Less Likely Reasons: Poor Sideshake or Endshake
In nearly all cases, cleaning the barrel and arbor does the trick. If your barrel still doesn’t spin freely around the arbor, there are some good steps to troubleshoot the problem.
First, take apart the barrel and stick the arbor ends into their respective holes. If both arbor ends stick in their barrel holes, it’s possible that the arbor (or barrel) is an incorrect replacement that got swapped in at some point. Such a problem is common for watches from back before parts were truly interchangeable.
More likely, though, the arbor sticks in only one end and not the other. If only one hole is too small—that is, the sideshake isn’t enough—you can slightly open the hole using your staking set.
Finally, I most often find that the arbor doesn’t stick in either hole yet binds when the barrel is assembled. This is a problem of endshake. The barrel is slightly distorted, causing it to pinch the arbor.
In The Watchmakers’ Staking Tool, Archie Perkins discussed a couple ways to increase the endshake (see page 39 of the book).

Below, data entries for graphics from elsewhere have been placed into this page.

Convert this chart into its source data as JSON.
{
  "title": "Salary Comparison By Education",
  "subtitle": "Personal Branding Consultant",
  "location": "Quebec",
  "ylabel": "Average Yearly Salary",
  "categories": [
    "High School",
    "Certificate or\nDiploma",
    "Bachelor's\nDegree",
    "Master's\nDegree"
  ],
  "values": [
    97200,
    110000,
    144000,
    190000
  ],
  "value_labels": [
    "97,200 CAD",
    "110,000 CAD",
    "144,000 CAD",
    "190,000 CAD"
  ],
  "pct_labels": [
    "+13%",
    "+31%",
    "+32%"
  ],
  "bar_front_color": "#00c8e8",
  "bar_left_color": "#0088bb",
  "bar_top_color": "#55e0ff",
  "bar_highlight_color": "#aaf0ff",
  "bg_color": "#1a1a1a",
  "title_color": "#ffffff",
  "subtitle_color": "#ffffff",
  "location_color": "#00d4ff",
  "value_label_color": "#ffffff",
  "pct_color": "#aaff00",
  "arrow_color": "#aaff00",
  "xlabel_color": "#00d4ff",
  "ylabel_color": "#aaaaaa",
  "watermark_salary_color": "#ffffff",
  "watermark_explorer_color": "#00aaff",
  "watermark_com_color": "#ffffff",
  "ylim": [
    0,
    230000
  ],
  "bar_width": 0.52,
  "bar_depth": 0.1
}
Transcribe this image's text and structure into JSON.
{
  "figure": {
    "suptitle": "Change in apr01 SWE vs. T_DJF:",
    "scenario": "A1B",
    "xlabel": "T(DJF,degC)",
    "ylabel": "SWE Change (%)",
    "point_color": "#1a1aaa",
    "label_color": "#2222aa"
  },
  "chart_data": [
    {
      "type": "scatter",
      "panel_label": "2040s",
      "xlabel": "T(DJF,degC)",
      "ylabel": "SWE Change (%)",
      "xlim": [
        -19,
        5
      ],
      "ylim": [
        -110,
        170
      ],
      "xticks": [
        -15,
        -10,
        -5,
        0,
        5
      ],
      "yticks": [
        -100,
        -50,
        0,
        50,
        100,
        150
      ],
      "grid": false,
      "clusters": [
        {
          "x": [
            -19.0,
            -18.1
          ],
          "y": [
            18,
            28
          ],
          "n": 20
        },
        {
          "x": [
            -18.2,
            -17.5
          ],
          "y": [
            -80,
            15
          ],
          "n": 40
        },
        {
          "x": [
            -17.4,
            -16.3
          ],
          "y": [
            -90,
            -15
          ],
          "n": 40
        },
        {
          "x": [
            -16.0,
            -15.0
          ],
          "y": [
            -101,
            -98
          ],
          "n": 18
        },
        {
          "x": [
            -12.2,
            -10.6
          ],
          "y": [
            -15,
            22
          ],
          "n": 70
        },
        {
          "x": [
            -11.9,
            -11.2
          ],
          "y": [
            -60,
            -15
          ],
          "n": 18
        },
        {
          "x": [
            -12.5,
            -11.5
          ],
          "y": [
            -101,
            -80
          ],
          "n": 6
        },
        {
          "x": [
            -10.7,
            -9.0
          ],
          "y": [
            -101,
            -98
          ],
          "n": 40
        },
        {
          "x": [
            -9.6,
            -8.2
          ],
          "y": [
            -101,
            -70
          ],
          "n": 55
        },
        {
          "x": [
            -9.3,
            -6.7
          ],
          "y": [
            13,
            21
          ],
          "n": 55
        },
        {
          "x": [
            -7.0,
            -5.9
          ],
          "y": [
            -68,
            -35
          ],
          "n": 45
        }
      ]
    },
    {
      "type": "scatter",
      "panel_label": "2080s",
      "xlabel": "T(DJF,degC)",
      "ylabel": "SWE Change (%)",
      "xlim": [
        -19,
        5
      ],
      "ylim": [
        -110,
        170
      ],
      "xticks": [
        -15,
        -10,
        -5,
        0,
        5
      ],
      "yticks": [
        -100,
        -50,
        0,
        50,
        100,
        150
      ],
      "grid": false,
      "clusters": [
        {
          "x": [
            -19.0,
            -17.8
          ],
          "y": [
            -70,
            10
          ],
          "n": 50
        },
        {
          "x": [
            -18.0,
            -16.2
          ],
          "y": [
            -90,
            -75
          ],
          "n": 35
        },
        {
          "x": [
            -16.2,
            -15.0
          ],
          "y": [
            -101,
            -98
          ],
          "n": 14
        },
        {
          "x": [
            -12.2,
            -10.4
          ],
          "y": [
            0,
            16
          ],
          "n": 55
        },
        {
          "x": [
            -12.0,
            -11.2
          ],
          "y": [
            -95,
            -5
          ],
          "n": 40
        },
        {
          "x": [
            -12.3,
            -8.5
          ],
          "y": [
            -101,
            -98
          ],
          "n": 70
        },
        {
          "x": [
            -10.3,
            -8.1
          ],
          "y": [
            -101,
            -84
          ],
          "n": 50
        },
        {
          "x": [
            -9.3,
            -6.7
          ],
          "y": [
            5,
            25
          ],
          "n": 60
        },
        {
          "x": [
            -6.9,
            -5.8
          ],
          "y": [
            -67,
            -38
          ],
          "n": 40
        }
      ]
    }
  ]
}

Most likely, the snap-on cap is cupped inward. If so, get a flat-faced hollow stump and a round-faced solid punch.
Just tap the cap to increase the endshake and reduce the inward cupping.
Alternately, you can assemble the arbor in the barrel and get a flat-faced hollow stump and flat-faced solid punch.
Just tap against the arbor in the direction that would reduce cupping.
Testing if the mainspring barrel spins freely takes just a moment and rules out one of the most vexing causes of low amplitude. If you don’t do this and get a watch running at 230 degrees dial up, you’ll run around in circles trying to troubleshoot the problem.
Good amplitude starts at the mainspring barrel, so scrub and spin that sucker.